Je suis arrivée très tôt à l'aéroport, par peur du surbooking (à la suite d'une erreur, je n'avais pas confirmé en ligne).
Tout s'est bien passé. J'ai passé ma journée à lire Auguste Valensin, à l'aéroport, dans l'avion, à l'aéroport.

Temps magnifique sur la partie de l'Europe que j'ai survolée, les montagnes des Vosges se devinent par les vallées, les Dolomites, molaires grises, sont impressionnantes. Peu avant Trieste, deux cours d'eau ont la couleur du sable (tant la couleur du sable qu'il faudra que je vérifie qu'il s'agit bien de cours d'eau quand j'aurais une connexion stable (voilà)). Ils s'élargissent en partant vers l'ouest alors que l'Adriatique est à deux pas. Bleu de l'Adriatique, îles de l'Adriatique (je songe aux souvenirs émerveillés de Paul Rivière), maisons éparpillées de la Grèce (Athènes compte cinq millions d'habitants, plus de la moitié de la population grecque).

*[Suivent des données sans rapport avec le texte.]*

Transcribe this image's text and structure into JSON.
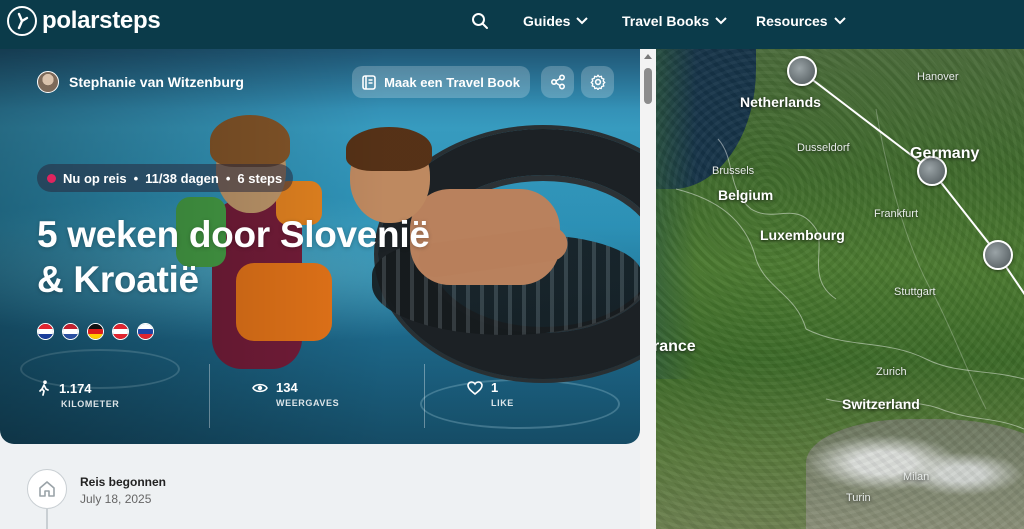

La compagnie Aegean airline me ravit, elle fonctionne à l'ancienne: musique douce au décollage et à l'atterrissage, bonbon au décollage, hôtesses de l'air en bleu marine…
Je suis à côté d'une vieille Anglaise qui lit un roman d'amour sur une lectrice (c'est le mot, je crois?), elle me fait penser à Agatha Christie partant en Mésopotamie. L'avion a moins de charme, décidément. J'ai failli venir en car, pour le voyage. Mais il n'y avait pas de départ tous les jours, il fallait partir vendredi, j'ai renoncé — déjà que H. supporte mal cette absence. Je pars coupable.

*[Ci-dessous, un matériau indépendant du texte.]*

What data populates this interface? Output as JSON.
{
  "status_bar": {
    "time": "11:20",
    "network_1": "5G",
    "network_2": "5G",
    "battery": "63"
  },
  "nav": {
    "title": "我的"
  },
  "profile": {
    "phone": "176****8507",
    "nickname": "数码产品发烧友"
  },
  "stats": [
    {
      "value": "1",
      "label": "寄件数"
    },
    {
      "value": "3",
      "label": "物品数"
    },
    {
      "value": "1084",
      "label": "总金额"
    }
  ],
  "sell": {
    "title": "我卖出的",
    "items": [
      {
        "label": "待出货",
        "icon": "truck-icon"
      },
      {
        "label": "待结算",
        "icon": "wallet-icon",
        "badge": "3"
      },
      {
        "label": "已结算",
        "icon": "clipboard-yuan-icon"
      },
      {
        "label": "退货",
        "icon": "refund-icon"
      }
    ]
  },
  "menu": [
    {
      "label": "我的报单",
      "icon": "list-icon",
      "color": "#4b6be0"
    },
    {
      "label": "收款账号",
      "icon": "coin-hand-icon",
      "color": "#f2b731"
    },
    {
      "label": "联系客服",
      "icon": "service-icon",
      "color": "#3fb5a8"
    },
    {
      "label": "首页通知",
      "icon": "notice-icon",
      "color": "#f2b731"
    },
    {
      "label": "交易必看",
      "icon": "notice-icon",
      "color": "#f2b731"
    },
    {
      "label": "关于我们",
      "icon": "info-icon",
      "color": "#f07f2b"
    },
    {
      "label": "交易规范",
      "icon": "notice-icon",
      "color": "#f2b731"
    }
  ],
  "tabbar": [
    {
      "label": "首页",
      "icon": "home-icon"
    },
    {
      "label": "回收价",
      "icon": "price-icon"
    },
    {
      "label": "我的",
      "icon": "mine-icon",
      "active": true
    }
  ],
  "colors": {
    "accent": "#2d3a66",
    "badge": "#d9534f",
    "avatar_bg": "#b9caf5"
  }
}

Athènes, bus (réservé à notre groupe), centre Manrèse à Inoï (prononcé Inouï, les vignes). Ce qui me frappe à Athènes (l'aéroport, je n'ai rien vu d'Athènes), c'est le vent. Les cyprès penchés confirment qu'il doit être constant. Il fait bon. Nous roulons une heure dans la montagne — ce n'est pas loin, mais le bus est lent, la route étroite et en lacets. Je déchiffre à peu près naturellement les panneaux (je suis contente), mais ne distingue plus le gamma du lambda majuscules. (J'apprendrai plus tard que le B se prononce "v" et le "H" davantage "i" que "è"). Des oliviers, un quart de bâtiments qui tombent en ruines, un quart de maisons immobilisées au milieu de leur construction. Le reste est pimpant, repeint. Toujours le sud me frappe par ses teintes jaune et rouille. Terre rouge, oliviers, champs jaunes. Beaucoup d'oliviers, pas très hauts mais certains très gros, anciens. Nous sommes une cinquantaine, la plupart de mon âge ou plus, une poignée de vingt ans, une poignée de couples.

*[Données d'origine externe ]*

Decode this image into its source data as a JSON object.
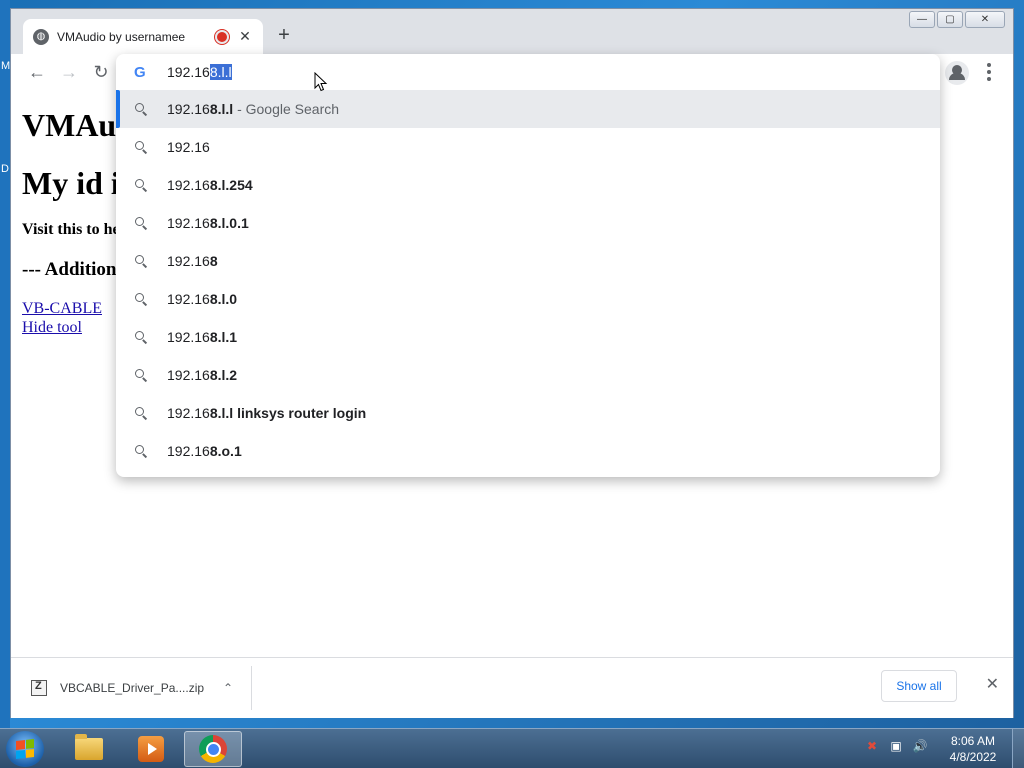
{
  "desktop": {
    "left_letters": [
      "M",
      "D"
    ]
  },
  "window": {
    "tab_title": "VMAudio by usernamee",
    "tab_close": "✕",
    "new_tab": "+",
    "controls": {
      "minimize": "—",
      "maximize": "▢",
      "close": "✕"
    }
  },
  "toolbar": {
    "back": "←",
    "forward": "→",
    "reload": "↻"
  },
  "omnibox": {
    "typed": "192.16",
    "autocompleted": "8.l.l",
    "suggestions": [
      {
        "plain": "192.16",
        "bold": "8.l.l",
        "suffix": " - Google Search",
        "active": true
      },
      {
        "plain": "192.16",
        "bold": "",
        "suffix": "",
        "active": false
      },
      {
        "plain": "192.16",
        "bold": "8.l.254",
        "suffix": "",
        "active": false
      },
      {
        "plain": "192.16",
        "bold": "8.l.0.1",
        "suffix": "",
        "active": false
      },
      {
        "plain": "192.16",
        "bold": "8",
        "suffix": "",
        "active": false
      },
      {
        "plain": "192.16",
        "bold": "8.l.0",
        "suffix": "",
        "active": false
      },
      {
        "plain": "192.16",
        "bold": "8.l.1",
        "suffix": "",
        "active": false
      },
      {
        "plain": "192.16",
        "bold": "8.l.2",
        "suffix": "",
        "active": false
      },
      {
        "plain": "192.16",
        "bold": "8.l.l linksys router login",
        "suffix": "",
        "active": false
      },
      {
        "plain": "192.16",
        "bold": "8.o.1",
        "suffix": "",
        "active": false
      }
    ]
  },
  "page": {
    "heading1": "VMAu",
    "heading2": "My id i",
    "visit": "Visit this to he",
    "heading3": "--- Addition",
    "links": [
      "VB-CABLE",
      "Hide tool"
    ]
  },
  "downloads": {
    "file_name": "VBCABLE_Driver_Pa....zip",
    "chevron": "⌃",
    "show_all": "Show all",
    "close": "✕"
  },
  "taskbar": {
    "time": "8:06 AM",
    "date": "4/8/2022",
    "tray": [
      "✖",
      "▣",
      "🔊"
    ]
  }
}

20 h. Apéritif (deux ou trois ouzo), repas sous le pin, quelques explications. Nous sommes répartis en groupes de six, à la fois pour le "service" (nous devrons aider à tour de rôle à servir et desservir, nous occuper de la vaisselle) et pour les discussions suite aux exposés des intervenants. Il ne faut jeter aucun papier dans les toilettes, les tuyaux sont trop étroits, il faut utiliser la poubelle. Ne pas gaspiller d'eau, douche courte.
Repas. Je suis à la même table que quelqu'un qui a terminé le cycle C l'année dernière. Nous avons des étiquettes avec nos prénoms, j'espère que chacun portera la sienne le plus longtemps possible durant la semaine, car associer têtes et noms me reste toujours aussi difficile.

Je découvre que certains ne dormiront pas sur place mais à l'hôtel à Villia, à une dizaine de kilomètres vers l'ouest. J'en fais partie. Je le regrette un peu (j'anticipais déjà les balades dans les collines), mais j'ai une chambre seule (je pensais être à deux), silencieuse, et le lit est excellent. Tant mieux, je vais pouvoir travailler (pensé-je en imaginant déjà des heures d'ordinateur et de courrier, tout en sachant très bien que je vais dormir — parce que je n'ai plus envie de tirer sur la machine).

Avant de me coucher je vérifie le wifi par acquis de conscience. Pour la première fois depuis que j'ai ce portable, il n'y a aucun réseau recensé autour de l'hôtel, rien n'apparaît dans la fenêtre "afficher les réseaux disponibles". Ce vide est une surprise et une curiosité.